Alcuni anni fa trasmettevano in tv Il Giornalino di Gian Burrasca. Davanti al video c'era il figlio di Rita Pavone (sei anni): «Lo sai confida il bambino ad un amichetto - che da giovane la mia mamma era un uomo?». Ebbene: in cinquantasei anni di multiforme e leggendaria carriera, Rita Pavone è stata anche questo. Oltre che cantante, attrice, ballerina, showgirl; un talento unico, esplosivo, inarrestabile. «Mi mancava solo il ballo di coppia», riflette oggi. E a colmare la lacuna ci ha pensato Milly Carlucci, con Ballando con le stelle, che da domani riporta la vulcanica settantenne «pel di carota» al sabato sera di Raiuno.
A casa come hanno appreso la notizia?
«Dal tg. Non l'avevo detto né a Teddy (Reno, ndr), né ai miei figli. I primi hanno sospirato: Basta che non ti fai male, mamma. E il padre, più giovanile di loro: Brava! Settant'anni sono solo un numero».
Ma cosa spinge una come lei, che non deve dimostrare più niente a nessuno, a provarsi in un talent show?
«In tv ho ballato per anni, da Stasera Rita a Studio Uno, con Don Lurio. Ma mai in un valzer o in un tango. E siccome nella vita mi sono sempre messa in gioco... Mi piace il sudore; mi piace il cameratismo che si crea (speriamo duri fino alla fine). E speriamo anche mi regga un ginocchio, che invece fa le bizze».
Facciamo un passo indietro. Nel 2006, causa gravi problemi di salute, lei annunciò il suo ritiro. E poi?
«E poi ci ha pensato Renato Zero. Nel 2010 m'invitò al suo concerto a Piazza di Siena in Roma; Ma non dire niente a nessuno: vengo solo per te. Lui e la Bertè erano stati miei collettoni: i boys nei miei show. Credevo che la voglia di cantare mi fosse passata. Beh: appena in scena si sollevò un boato come non ne avevo mai sentito.

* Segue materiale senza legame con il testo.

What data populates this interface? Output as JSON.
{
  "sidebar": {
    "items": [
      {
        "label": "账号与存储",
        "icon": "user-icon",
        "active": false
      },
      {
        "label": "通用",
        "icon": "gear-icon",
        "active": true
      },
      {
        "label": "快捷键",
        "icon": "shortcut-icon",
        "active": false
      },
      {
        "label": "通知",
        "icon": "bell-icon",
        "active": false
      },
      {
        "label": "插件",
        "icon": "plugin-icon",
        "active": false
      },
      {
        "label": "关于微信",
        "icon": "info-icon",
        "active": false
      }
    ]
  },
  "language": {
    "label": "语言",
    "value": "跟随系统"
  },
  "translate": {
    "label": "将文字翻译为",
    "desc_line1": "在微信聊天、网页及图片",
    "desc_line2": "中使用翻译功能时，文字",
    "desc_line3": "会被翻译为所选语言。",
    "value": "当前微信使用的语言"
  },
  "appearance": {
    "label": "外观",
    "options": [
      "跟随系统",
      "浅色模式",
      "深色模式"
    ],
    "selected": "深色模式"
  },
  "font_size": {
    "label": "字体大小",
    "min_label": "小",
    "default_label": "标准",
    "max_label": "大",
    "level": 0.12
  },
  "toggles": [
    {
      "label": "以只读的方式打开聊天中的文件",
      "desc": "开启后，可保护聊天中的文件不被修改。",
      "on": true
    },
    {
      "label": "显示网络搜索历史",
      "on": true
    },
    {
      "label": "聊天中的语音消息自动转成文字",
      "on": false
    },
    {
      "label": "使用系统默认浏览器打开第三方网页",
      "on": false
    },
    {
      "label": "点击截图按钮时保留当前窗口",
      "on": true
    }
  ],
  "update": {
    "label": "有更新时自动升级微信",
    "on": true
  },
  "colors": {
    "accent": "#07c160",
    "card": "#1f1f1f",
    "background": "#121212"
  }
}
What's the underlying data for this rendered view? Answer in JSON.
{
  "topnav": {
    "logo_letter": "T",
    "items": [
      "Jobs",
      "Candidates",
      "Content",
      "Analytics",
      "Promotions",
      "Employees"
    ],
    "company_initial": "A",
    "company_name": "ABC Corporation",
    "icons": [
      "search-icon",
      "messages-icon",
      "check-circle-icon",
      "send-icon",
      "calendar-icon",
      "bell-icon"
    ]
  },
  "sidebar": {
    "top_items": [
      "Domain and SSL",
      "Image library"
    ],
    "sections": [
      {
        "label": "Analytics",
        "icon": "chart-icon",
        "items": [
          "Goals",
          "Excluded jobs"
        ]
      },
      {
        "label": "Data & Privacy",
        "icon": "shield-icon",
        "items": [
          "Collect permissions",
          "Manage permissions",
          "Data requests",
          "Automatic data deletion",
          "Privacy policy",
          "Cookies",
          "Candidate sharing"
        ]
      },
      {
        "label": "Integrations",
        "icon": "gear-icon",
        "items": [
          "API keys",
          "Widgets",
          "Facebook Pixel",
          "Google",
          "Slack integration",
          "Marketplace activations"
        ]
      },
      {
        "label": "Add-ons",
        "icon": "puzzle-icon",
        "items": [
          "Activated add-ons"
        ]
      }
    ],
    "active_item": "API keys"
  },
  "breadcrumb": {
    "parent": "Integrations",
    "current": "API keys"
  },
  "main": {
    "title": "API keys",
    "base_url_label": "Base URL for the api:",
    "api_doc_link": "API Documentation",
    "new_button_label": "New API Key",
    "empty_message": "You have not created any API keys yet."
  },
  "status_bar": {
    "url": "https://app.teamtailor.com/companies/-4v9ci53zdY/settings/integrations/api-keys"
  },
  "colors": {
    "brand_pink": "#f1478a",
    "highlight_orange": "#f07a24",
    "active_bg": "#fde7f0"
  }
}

Quando cantai Cuore piangevano tutti; quando attaccai Mi vendo fu la follia totale. Mi ha travolto un'autentica, inattesa onda d'amore. E il giorno dopo Renatino mi chiama: Ah ni' c'è tutta Roma che parla de te!».
Allora sono tornati i concerti, tutti sold out, e un nuovo lp, osannato dalla critica, a 19 anni dall'ultimo...
«Certo. La voce era ancora ben salda, non belava come può succedere alla mia età. Ed era rinata la voglia di cantare le mie canzoni: quelle swing e soul che corrispondono alle mie due diverse nature, e mai avevo potuto incidere. Cover classiche come Once upon a time o All Nite Long, alle cui traduzioni hanno provveduto Migliacci, Ruggeri e l'amica di sempre (regista del Giamburrasca) Lina Wertmuller».
Ma un sogno è stata tutta la sua carriera. Da La partita di pallone alla Carnegie Hall di New York.
«E' vero. E se ci penso quasi mi gira la testa. In America ho cantato coi Beach Boys e le Supremes; ho incrociato Ella Fitzgerald e Duke Ellington; sono stata cinque volte ospite all'Ed Sullivan Show...»
Poi arrivò il 68, e i cantautori fecero sparire una generazione d'interpreti, idolatrati fino a poco prima.
«Quelli che ci rimisero più di tutti fummo io e Morandi. Figurarsi: noi cantavamo ancora l'amore e in giro si sentivano solo ballate di protesta e rivolta sociale... Lui si ricostruì faticosamente tornando a studiare musica. Io ebbi la fortuna di sfondare in Francia: vendetti 650.000 copie di Bonjour la France e cantai per un mese all'Olympia. Ma fu dura».
Le è piaciuto il modo in cui Arisa ha re-interpretato il suo Cuore a Sanremo?
«Assieme ad Orietta Berti, Arisa è la cantate più intonata che esista in Italia. E ha avuto l'intelligenza d'interpretare quella che è la mia signature song a modo suo, senza copiarmi. Mi è piaciuta moltissimo».
Se invece che a Torino fosse nata a Los Angeles, dove l'età degli artisti è un titolo di merito e non uno svantaggio, la sua storia sarebbe stata diversa?
«Forse. In America mi dicevano. Sembri una di noi, perché sono perfezionista, propositiva, instancabile. Un fatto di cromosomi. Quel tipo di professionismo lì, in Italia, l'ho trovato solo negli show di Falqui».
E oggi? Ha rimpianti, nostalgie,
desideri?«Sono serena. Vorrei che i miei figli prendessero il mio ultimo disco come la mia eredità. Se qualcuno un giorno chiedesse loro Chi era Rita Pavone?, vorrei glielo facessero ascoltare. Ecco: questa era Rita».